Some parts of this lecture were previously published in The Spectator in 2009 in Ridley's article "The Natural Order of Things."

If Ridley had spoken at the MPS conference, I would have raised two points of disagreement with him.  First, if he's saying that American conservatives who support both free markets and intelligent design theory or creationism are being inconsistent, then I disagree.  There is no logical contradiction in saying that while economic order is largely a spontaneous or unintended order, biological order is not.  Whether spontaneous order explains both depends on how similar we believe them to be.

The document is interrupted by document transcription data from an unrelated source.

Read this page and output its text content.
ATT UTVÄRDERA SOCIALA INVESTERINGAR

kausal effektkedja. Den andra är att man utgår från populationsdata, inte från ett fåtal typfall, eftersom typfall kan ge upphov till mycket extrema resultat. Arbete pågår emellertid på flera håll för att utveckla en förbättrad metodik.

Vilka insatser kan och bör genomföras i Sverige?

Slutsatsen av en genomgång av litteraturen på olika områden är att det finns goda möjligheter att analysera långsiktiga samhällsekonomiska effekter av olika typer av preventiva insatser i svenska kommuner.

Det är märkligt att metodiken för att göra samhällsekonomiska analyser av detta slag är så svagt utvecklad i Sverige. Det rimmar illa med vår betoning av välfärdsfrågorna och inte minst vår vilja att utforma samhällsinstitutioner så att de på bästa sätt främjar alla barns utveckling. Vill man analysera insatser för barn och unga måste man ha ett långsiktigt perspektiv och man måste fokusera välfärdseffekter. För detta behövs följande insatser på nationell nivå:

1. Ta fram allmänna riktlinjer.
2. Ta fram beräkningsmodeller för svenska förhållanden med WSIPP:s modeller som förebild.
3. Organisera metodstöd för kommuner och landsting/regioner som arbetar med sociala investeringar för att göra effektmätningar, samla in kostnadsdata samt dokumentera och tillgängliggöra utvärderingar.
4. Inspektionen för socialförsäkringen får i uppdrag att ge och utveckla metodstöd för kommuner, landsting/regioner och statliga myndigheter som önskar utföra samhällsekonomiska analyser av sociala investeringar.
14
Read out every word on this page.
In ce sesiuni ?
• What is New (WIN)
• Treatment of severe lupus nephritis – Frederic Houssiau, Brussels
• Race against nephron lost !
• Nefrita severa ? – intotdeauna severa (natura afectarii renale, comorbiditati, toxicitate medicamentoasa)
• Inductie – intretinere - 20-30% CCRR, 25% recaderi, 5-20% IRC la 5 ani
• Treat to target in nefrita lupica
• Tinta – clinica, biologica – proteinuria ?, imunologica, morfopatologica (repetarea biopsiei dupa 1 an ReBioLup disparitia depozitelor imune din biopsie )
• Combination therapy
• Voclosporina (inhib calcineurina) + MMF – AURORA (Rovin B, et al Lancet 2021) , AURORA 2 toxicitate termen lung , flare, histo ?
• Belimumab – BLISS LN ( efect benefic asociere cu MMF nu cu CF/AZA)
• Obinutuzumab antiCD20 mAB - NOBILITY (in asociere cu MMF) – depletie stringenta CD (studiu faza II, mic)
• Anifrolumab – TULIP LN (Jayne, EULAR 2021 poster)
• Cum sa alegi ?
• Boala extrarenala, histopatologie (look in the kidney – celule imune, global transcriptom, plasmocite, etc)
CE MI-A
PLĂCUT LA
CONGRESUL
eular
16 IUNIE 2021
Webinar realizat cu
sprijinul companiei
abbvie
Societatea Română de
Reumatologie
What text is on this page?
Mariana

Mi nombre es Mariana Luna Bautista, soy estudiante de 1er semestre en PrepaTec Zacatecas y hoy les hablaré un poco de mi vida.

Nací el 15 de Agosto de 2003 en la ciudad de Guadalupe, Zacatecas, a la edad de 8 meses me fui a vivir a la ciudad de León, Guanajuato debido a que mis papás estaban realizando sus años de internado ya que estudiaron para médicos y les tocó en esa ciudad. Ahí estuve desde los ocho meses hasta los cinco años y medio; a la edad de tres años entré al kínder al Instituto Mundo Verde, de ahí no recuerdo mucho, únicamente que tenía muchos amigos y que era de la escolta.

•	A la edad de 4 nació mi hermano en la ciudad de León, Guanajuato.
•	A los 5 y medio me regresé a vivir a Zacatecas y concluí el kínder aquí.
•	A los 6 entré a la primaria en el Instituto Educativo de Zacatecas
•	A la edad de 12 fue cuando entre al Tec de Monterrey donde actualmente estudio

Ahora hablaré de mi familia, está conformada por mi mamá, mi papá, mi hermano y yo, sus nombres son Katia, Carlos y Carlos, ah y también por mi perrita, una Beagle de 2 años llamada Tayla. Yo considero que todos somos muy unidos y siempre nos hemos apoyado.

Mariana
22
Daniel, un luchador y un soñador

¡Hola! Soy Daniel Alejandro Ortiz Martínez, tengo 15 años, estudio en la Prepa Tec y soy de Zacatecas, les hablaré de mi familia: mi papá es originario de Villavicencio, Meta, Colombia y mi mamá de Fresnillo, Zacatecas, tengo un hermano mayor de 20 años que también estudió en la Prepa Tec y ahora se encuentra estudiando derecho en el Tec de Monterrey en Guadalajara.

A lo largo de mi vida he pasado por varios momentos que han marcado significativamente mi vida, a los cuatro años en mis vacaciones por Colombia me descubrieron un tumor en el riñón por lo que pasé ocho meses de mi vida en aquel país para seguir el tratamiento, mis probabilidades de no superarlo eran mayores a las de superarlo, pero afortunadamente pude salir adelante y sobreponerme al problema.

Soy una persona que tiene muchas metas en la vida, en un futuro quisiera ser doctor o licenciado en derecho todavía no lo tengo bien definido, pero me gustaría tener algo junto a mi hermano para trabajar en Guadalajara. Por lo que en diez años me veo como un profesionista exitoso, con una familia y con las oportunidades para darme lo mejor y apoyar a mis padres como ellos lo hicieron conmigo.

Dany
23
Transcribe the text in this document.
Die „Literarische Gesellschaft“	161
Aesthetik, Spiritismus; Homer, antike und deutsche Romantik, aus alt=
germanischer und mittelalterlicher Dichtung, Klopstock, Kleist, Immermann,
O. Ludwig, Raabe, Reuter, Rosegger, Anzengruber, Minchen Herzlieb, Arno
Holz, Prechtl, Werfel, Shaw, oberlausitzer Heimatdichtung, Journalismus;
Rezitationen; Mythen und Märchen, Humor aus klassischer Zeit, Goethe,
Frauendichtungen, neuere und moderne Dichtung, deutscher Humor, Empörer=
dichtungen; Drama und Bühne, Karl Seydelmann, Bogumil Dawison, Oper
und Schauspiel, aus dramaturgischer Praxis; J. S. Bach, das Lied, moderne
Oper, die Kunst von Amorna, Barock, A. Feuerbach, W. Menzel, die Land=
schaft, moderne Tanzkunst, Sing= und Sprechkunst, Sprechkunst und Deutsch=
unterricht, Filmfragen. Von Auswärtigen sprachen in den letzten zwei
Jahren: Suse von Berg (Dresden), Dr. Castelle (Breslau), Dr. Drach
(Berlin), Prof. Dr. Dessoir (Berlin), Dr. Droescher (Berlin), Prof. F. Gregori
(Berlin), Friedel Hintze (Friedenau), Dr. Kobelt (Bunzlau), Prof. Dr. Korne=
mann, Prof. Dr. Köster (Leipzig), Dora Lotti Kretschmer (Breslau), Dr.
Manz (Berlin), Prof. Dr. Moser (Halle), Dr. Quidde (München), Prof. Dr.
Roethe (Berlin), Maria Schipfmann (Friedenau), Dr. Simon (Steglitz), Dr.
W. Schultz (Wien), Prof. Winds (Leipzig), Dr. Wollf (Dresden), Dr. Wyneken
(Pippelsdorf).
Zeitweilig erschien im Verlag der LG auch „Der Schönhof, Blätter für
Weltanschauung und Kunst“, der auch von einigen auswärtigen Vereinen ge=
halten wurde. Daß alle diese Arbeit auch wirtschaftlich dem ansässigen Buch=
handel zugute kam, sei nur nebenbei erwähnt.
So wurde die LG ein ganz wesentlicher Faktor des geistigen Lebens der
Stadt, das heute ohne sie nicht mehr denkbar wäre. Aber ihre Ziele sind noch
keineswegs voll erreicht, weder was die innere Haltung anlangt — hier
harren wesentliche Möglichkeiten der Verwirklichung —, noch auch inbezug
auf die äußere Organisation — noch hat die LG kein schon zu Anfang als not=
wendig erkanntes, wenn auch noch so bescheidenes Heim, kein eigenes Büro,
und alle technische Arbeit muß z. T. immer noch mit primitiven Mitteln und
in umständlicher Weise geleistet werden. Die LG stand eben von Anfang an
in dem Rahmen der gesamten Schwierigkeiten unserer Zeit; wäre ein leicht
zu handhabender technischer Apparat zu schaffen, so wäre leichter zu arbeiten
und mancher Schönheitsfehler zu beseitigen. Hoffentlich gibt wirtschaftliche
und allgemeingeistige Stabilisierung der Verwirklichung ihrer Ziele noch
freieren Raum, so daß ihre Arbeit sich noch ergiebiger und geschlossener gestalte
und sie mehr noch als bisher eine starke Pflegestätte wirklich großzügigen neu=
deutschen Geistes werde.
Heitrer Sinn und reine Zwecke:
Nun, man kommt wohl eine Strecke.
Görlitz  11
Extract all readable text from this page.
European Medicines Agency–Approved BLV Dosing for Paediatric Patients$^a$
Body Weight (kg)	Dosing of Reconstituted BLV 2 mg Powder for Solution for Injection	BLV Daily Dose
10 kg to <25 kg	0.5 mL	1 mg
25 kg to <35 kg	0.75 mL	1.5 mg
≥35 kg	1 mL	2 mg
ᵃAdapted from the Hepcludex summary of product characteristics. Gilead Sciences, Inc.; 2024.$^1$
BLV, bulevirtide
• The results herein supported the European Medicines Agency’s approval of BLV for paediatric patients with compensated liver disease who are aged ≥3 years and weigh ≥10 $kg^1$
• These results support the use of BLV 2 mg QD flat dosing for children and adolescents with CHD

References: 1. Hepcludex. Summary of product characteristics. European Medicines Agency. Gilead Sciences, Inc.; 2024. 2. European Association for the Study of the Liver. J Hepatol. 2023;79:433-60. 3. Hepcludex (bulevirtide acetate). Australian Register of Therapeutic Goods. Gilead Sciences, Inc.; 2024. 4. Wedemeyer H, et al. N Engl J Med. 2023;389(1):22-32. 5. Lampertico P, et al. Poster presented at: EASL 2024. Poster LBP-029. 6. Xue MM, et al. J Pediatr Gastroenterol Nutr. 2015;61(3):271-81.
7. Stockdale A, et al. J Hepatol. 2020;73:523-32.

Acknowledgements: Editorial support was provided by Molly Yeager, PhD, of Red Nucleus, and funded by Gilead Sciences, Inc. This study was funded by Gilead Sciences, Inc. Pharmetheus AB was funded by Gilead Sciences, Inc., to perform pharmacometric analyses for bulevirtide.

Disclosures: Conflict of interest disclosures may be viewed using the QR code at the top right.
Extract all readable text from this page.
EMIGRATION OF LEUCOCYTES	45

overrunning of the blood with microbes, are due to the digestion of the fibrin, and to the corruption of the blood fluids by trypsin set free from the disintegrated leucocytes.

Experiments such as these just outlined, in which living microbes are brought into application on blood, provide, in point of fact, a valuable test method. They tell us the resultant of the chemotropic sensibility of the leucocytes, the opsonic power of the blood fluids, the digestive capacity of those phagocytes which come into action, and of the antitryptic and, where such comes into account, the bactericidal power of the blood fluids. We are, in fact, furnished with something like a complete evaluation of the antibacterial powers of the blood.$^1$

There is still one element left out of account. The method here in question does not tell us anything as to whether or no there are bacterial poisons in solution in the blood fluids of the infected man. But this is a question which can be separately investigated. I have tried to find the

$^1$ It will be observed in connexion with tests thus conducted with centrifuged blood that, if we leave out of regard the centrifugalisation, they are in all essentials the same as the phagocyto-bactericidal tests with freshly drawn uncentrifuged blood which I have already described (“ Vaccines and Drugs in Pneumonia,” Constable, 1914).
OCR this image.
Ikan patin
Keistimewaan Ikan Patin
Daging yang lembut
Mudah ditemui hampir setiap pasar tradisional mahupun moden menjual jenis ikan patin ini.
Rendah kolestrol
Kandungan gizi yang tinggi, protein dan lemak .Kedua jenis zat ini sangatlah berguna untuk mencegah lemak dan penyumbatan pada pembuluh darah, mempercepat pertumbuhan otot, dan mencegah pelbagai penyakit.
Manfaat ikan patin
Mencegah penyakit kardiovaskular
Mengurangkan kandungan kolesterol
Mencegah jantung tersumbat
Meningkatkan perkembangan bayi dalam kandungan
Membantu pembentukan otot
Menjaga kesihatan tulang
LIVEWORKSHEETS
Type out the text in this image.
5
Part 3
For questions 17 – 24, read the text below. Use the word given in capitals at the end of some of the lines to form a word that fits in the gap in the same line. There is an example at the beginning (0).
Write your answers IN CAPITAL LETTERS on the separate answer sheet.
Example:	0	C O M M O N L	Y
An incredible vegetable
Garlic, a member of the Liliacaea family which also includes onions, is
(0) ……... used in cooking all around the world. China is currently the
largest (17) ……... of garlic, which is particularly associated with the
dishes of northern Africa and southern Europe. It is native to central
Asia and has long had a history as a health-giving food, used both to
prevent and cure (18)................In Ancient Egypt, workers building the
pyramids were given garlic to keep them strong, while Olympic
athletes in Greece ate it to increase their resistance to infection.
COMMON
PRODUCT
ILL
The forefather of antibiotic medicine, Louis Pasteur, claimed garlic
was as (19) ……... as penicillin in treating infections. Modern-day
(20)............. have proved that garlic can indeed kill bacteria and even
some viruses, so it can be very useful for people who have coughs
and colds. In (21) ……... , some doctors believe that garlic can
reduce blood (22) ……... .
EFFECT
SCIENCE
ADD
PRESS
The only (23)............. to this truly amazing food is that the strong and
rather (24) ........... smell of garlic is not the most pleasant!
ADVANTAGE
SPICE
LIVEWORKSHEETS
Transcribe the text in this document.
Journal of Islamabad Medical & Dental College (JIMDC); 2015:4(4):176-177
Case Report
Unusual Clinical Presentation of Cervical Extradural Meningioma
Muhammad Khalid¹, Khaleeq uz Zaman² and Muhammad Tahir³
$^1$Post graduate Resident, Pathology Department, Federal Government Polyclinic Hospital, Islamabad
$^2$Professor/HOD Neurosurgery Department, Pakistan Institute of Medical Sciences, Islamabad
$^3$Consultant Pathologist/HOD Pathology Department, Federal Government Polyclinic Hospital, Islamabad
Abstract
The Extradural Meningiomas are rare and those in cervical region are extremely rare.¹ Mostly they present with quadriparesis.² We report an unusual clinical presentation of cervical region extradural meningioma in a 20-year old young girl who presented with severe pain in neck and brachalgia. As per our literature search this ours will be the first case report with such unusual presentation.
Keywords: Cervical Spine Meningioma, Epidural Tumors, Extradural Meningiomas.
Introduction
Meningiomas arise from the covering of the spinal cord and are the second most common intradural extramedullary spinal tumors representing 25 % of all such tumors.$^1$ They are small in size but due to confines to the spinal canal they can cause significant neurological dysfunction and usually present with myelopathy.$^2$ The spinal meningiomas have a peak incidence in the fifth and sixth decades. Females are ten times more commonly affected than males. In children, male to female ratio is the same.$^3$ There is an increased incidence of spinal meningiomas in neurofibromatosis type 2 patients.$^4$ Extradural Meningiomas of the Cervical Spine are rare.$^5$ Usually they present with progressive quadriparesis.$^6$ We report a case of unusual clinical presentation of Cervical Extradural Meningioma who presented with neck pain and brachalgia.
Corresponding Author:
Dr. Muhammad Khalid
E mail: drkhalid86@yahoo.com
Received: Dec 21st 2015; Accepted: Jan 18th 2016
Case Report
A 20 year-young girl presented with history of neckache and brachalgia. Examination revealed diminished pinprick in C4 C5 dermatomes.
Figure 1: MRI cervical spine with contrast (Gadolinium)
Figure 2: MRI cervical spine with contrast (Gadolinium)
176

Moreover, the intelligent design theorist or creationist might argue that just as a spontaneous economic order depends on the right initial conditions being enforced by government, so does biological order depend on the initial conditions set by God at the beginning.  This might be unreasonable, but it is not inconsistent.

This leads to my second point of disagreement with Ridley, which is elaborated in my MPS paper.  His version of evolutionary liberalism shows an almost anarchistic scorn for government, which is contrary to what Smith says.  Liberalism assumes that society is a largely, but not completely, self-regulating unintended order, in that some limited governmental regulation is required to enforce legal rules of property and exchange, to prohibit force and fraud, to secure the military defense of society, and to provide certain public goods.  Smith rightly defended such a limited government as necessary for the "natural system of liberty."